Jobs’s own personal story may also have something to do with the devotion he’s inspired, Strate said, noting that the often-repeated narrative of how he was forced out of Apple only to return as its savior has echoes of the classic American dream.

“That anyone of no particular means can, through hard work and talent, reach great success...that’s what we really want to believe,” he said.

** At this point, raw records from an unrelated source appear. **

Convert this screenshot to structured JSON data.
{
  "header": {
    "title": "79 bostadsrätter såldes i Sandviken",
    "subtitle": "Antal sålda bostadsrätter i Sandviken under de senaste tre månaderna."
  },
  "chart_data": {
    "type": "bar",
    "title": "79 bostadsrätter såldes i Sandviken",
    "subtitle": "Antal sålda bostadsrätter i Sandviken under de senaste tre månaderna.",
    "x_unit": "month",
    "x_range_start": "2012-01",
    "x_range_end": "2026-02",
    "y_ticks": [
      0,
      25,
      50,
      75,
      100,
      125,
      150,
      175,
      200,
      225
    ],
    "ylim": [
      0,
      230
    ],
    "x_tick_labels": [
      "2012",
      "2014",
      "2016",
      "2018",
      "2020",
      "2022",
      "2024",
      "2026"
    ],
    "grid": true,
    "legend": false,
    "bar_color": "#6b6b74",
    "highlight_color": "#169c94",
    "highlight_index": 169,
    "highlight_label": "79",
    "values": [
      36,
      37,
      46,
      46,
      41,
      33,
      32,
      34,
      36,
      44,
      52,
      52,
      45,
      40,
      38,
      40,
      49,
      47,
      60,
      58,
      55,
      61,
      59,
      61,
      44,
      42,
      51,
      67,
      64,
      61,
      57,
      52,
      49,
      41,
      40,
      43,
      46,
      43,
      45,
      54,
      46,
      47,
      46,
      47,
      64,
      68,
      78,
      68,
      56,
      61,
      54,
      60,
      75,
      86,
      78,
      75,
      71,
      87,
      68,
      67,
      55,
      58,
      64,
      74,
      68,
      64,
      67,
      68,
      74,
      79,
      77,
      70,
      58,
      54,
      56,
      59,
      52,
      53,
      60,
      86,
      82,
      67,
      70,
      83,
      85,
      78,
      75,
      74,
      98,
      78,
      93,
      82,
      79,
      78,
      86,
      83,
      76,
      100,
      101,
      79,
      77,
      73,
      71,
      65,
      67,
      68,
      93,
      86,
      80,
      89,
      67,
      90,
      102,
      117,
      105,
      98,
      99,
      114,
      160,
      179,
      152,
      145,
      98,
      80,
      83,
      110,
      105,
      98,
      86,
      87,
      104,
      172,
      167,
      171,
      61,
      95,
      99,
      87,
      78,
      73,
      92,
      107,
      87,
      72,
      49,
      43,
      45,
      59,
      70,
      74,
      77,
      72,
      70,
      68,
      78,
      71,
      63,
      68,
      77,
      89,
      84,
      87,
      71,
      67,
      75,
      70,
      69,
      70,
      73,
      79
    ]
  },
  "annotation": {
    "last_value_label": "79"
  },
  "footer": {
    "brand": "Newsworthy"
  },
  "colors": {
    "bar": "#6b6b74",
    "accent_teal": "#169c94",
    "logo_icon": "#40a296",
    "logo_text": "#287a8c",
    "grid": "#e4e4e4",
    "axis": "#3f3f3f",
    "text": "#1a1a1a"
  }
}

The belief in this narrative, Strate said, could also explain why people are willing to gloss over the executive’s well-documented personality faults — excusing his volatility because they admired his perseverance.

In this sense, is he any different from anyone else who made it big?  Does anyone get to the top of the game by being nice?  Ambition goes hand in hand with aggression, after all.  But in American culture, we admire those traits, to a point.  We like winners, but we don't like cheaters.  Jobs seemed to get there fair and square, and to keep at it despite setbacks, and through adversity get to the stars, so to speak.


Hayley ends the piece by noting the global reach of the reaction to the news of his passing:


Reaction has been similar around the world. Apple users have said repeatedly that Jobs has both improved their lives and stood as a role model. In Syria, where Jobs’s biological father was born, a 22-year-old student named Sara told the Associated Press that, “This shows that this country can produce geniuses, if only we had freedoms instead of a suffocating dictatorship.”

Impromptu tributes also popped up at stores in Tokyo, Moscow, Hong Kong, London and others around the world. Perhaps most fitting, the bulk of remembrances appeared online through social networks such as Twitter and Facebook, where thousands commemorated Jobs’s life by using the devices he invented.



Fitting indeed.  The social networks are the media where there is no distinction between producers and consumers, performers and audience, writers and readers, where we are all together as one group, and where we all can mark the passing of one of us, Steve Jobs.